Ia tão atenta para não entortar o cântaro equilibrado no alto da cabeça, que nem o viu chegar pela trilha. E quando ele se aproximou, oferecendo-se para carregar o cântaro, foi com surpresa agradecida que encarou o rosto vazio. Mais do que com espanto.
Andando devagar, para prolongar a caminhada, o moço acompanhou-a até em casa. Mas na manhã seguinte, bem cedo, foi esperá-la na fonte. E quando ela chegou, novamente se ofereceu para carregar o cântaro.
Assim aconteceu também no outro dia, e nos que vieram depois.

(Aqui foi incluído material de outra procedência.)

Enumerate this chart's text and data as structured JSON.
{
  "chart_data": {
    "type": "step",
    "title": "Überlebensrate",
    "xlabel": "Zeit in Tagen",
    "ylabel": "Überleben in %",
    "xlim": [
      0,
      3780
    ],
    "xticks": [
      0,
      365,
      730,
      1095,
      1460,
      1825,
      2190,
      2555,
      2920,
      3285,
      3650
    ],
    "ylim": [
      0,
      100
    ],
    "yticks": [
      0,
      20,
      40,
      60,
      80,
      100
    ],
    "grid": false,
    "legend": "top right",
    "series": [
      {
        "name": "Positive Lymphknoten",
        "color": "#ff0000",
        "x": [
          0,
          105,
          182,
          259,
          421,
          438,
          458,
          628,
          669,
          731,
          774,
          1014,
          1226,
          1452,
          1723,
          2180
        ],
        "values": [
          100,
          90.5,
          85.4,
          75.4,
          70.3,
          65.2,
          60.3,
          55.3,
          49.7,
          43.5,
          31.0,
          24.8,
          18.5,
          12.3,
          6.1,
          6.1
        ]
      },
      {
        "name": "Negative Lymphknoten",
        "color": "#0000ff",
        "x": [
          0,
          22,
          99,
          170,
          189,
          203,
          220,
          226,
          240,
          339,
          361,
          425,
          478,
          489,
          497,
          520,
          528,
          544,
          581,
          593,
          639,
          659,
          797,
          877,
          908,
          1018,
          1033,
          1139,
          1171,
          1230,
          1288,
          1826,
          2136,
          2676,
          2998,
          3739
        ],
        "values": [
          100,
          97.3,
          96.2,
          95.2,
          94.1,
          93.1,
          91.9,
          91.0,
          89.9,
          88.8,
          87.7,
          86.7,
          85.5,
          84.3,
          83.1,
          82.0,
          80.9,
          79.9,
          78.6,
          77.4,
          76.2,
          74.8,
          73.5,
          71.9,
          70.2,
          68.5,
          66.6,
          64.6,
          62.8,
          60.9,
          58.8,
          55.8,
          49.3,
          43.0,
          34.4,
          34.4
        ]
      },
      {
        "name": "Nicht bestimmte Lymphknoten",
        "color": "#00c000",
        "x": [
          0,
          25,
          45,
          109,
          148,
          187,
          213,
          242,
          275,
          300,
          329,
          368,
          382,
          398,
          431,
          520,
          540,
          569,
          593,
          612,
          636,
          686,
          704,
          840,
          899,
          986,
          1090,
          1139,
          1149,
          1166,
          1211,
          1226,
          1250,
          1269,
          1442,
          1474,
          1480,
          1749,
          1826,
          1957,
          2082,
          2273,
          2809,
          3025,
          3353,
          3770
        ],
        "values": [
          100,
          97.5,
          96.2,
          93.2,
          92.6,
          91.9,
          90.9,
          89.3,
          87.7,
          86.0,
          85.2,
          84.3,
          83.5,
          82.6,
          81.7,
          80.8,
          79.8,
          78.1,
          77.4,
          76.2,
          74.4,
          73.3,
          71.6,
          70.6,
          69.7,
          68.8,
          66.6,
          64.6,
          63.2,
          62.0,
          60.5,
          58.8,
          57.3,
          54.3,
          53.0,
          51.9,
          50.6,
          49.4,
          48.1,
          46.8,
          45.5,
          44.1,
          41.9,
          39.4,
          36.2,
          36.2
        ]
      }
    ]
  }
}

Agora já se demoravam sentados à beira da nascente, conversando sem pressa, enquanto o tempo escorria junto com o regato. E a cada novo encontro, ela olhava os próprios olhos refletidos nele e os via ficarem mais brilhantes, olhava a sua boca e só lhe via sorrisos.
Pouco a pouco, a ausência do rosto foi perdendo a importância. O moço tinha tantas coisas para contar, tanta doçura na voz, que ela passou a achá-lo mais e mais bonito. Era como se nada lhe faltasse.
Nem mesmo o nome. Pois não precisava chamá-lo, já que sempre o encontrava à sua espera, não importava a hora em que chegasse.
Porém, na fonte, começavam a boiar as primeiras folhas mortas. O regato, que tinha levado o verão, lentamente levou o outono. E afinal o inverno chegou, engolindo as tardes em seu ventre frio. Breve a fonte gelaria. E a moça percebeu que, sem água para buscar, não teria mais desculpa para sair de casa.
Envolta no xale, ainda foi à fonte durante alguns dias. Mas naquela manhã em que as beiradas do regato começavam a fazer-se de cristal, o medo de perder o moço atravessou-a como um vento. Quis retê-lo, chamá-lo. Em ânsia estendeu-lhe as mãos. E quase sem sentir, num sopro, Amado! foi o nome que lhe deu.
Ondejou seu reflexo no rosto do moço.
Lentamente, seus olhos espelhados perderam a nitidez, desfez-se o contorno dos lábios. Naquele vazio, só restava uma névoa. E na névoa, trazidos de longe pelo chamado de um nome, começaram a aflorar duas sobrancelhas espessas, depois a aresta de um nariz, a sólida linha de um queixo, a ampla testa.
Traços cada vez mais nítidos, desenhando o rosto enfim encontrado.
Pingentes de gelo formavam-se nas folhas.
Adensavam-se as nuvens. Mas ele, o homem que agora tinha rosto e nome, sorria como um sol.

Marina Colasanti

Sunday, February 12, 2012

I will always love you

How to forget this movie, thins scene?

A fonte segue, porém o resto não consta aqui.